Building Serendipity into Recommender Algorithms on Online Platforms: Reviving the Chaos and Randomness of the Early Internet Aesthetic
Abstract
Nostalgic comments about the early internet often praise its random, chaotic aesthetic. By contrast, the major platforms of today are typically viewed as corporate in aesthetic, with a one-size-fits-all profile and personalised recommendations of products. The curated life is the opposite of the serendipitous life. Instead of seeing strange or unusual items, online algorithms have been shown to trap users into ‘you loops’, surrounded by similar users in filter bubbles. Algorithms on major platforms give the illusion that users are getting what they want, yet users often complain of a form of aesthetic sameness, blandness and repetition regarding the products they see and are recommended.

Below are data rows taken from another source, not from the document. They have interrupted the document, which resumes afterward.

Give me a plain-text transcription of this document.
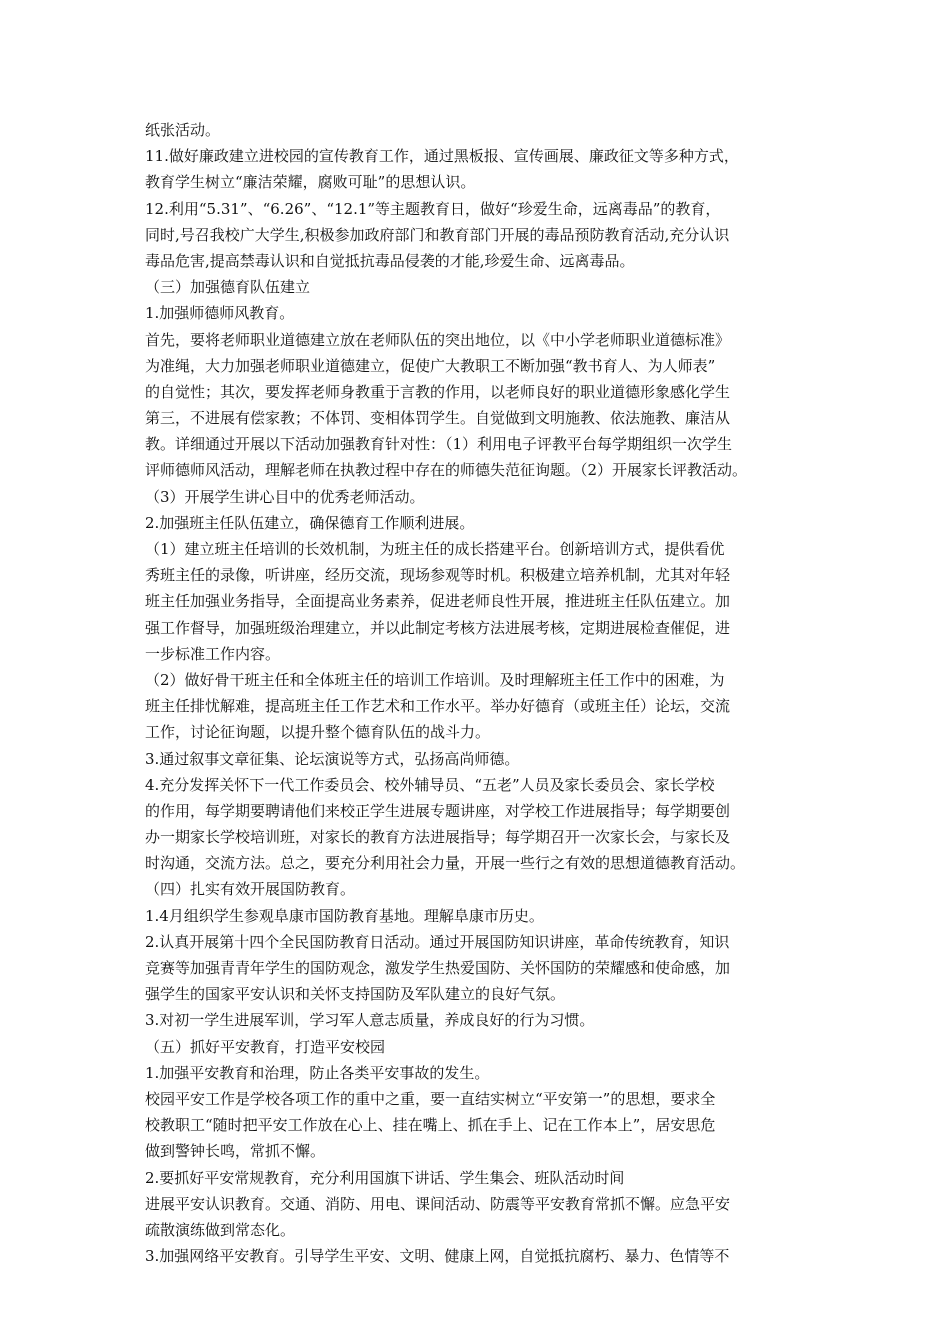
纸张活动。
11.做好廉政建立进校园的宣传教育工作，通过黑板报、宣传画展、廉政征文等多种方式，
教育学生树立“廉洁荣耀，腐败可耻”的思想认识。
12.利用“5.31”、“6.26”、“12.1”等主题教育日，做好“珍爱生命，远离毒品”的教育，
同时,号召我校广大学生,积极参加政府部门和教育部门开展的毒品预防教育活动,充分认识
毒品危害,提高禁毒认识和自觉抵抗毒品侵袭的才能,珍爱生命、远离毒品。
（三）加强德育队伍建立
1.加强师德师风教育。
首先，要将老师职业道德建立放在老师队伍的突出地位，以《中小学老师职业道德标准》
为准绳，大力加强老师职业道德建立，促使广大教职工不断加强“教书育人、为人师表”
的自觉性；其次，要发挥老师身教重于言教的作用，以老师良好的职业道德形象感化学生
第三，不进展有偿家教；不体罚、变相体罚学生。自觉做到文明施教、依法施教、廉洁从
教。详细通过开展以下活动加强教育针对性：（1）利用电子评教平台每学期组织一次学生
评师德师风活动，理解老师在执教过程中存在的师德失范征询题。（2）开展家长评教活动。
（3）开展学生讲心目中的优秀老师活动。
2.加强班主任队伍建立，确保德育工作顺利进展。
（1）建立班主任培训的长效机制，为班主任的成长搭建平台。创新培训方式，提供看优
秀班主任的录像，听讲座，经历交流，现场参观等时机。积极建立培养机制，尤其对年轻
班主任加强业务指导，全面提高业务素养，促进老师良性开展，推进班主任队伍建立。加
强工作督导，加强班级治理建立，并以此制定考核方法进展考核，定期进展检查催促，进
一步标准工作内容。
（2）做好骨干班主任和全体班主任的培训工作培训。及时理解班主任工作中的困难，为
班主任排忧解难，提高班主任工作艺术和工作水平。举办好德育（或班主任）论坛，交流
工作，讨论征询题，以提升整个德育队伍的战斗力。
3.通过叙事文章征集、论坛演说等方式，弘扬高尚师德。
4.充分发挥关怀下一代工作委员会、校外辅导员、“五老”人员及家长委员会、家长学校
的作用，每学期要聘请他们来校正学生进展专题讲座，对学校工作进展指导；每学期要创
办一期家长学校培训班，对家长的教育方法进展指导；每学期召开一次家长会，与家长及
时沟通，交流方法。总之，要充分利用社会力量，开展一些行之有效的思想道德教育活动。
（四）扎实有效开展国防教育。
1.4月组织学生参观阜康市国防教育基地。理解阜康市历史。
2.认真开展第十四个全民国防教育日活动。通过开展国防知识讲座，革命传统教育，知识
竞赛等加强青青年学生的国防观念，激发学生热爱国防、关怀国防的荣耀感和使命感，加
强学生的国家平安认识和关怀支持国防及军队建立的良好气氛。
3.对初一学生进展军训，学习军人意志质量，养成良好的行为习惯。
（五）抓好平安教育，打造平安校园
1.加强平安教育和治理，防止各类平安事故的发生。
校园平安工作是学校各项工作的重中之重，要一直结实树立“平安第一”的思想，要求全
校教职工“随时把平安工作放在心上、挂在嘴上、抓在手上、记在工作本上”，居安思危
做到警钟长鸣，常抓不懈。
2.要抓好平安常规教育，充分利用国旗下讲话、学生集会、班队活动时间
进展平安认识教育。交通、消防、用电、课间活动、防震等平安教育常抓不懈。应急平安
疏散演练做到常态化。
3.加强网络平安教育。引导学生平安、文明、健康上网，自觉抵抗腐朽、暴力、色情等不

In this article, we consider forms of resistance against algorithmic ranking and efficiency, including nostalgia for the early internet. This includes a consideration of early websites, which were more chaotic compared with the algorithmic ranking-based sites of today. We argue that the movement towards a curated life has resulted in a loss of serendipity for the user and a narrowing of the user experience, limiting personal growth and the variety of content to which users are exposed. This ‘narrowing’ effect contributes to a flattening of culture, where culture starts to reflect what the algorithm rewards. We consider ways to shift back to a more random aesthetic, where less-popular items are sometimes shown to the user to increase the serendipity they experience on major platforms.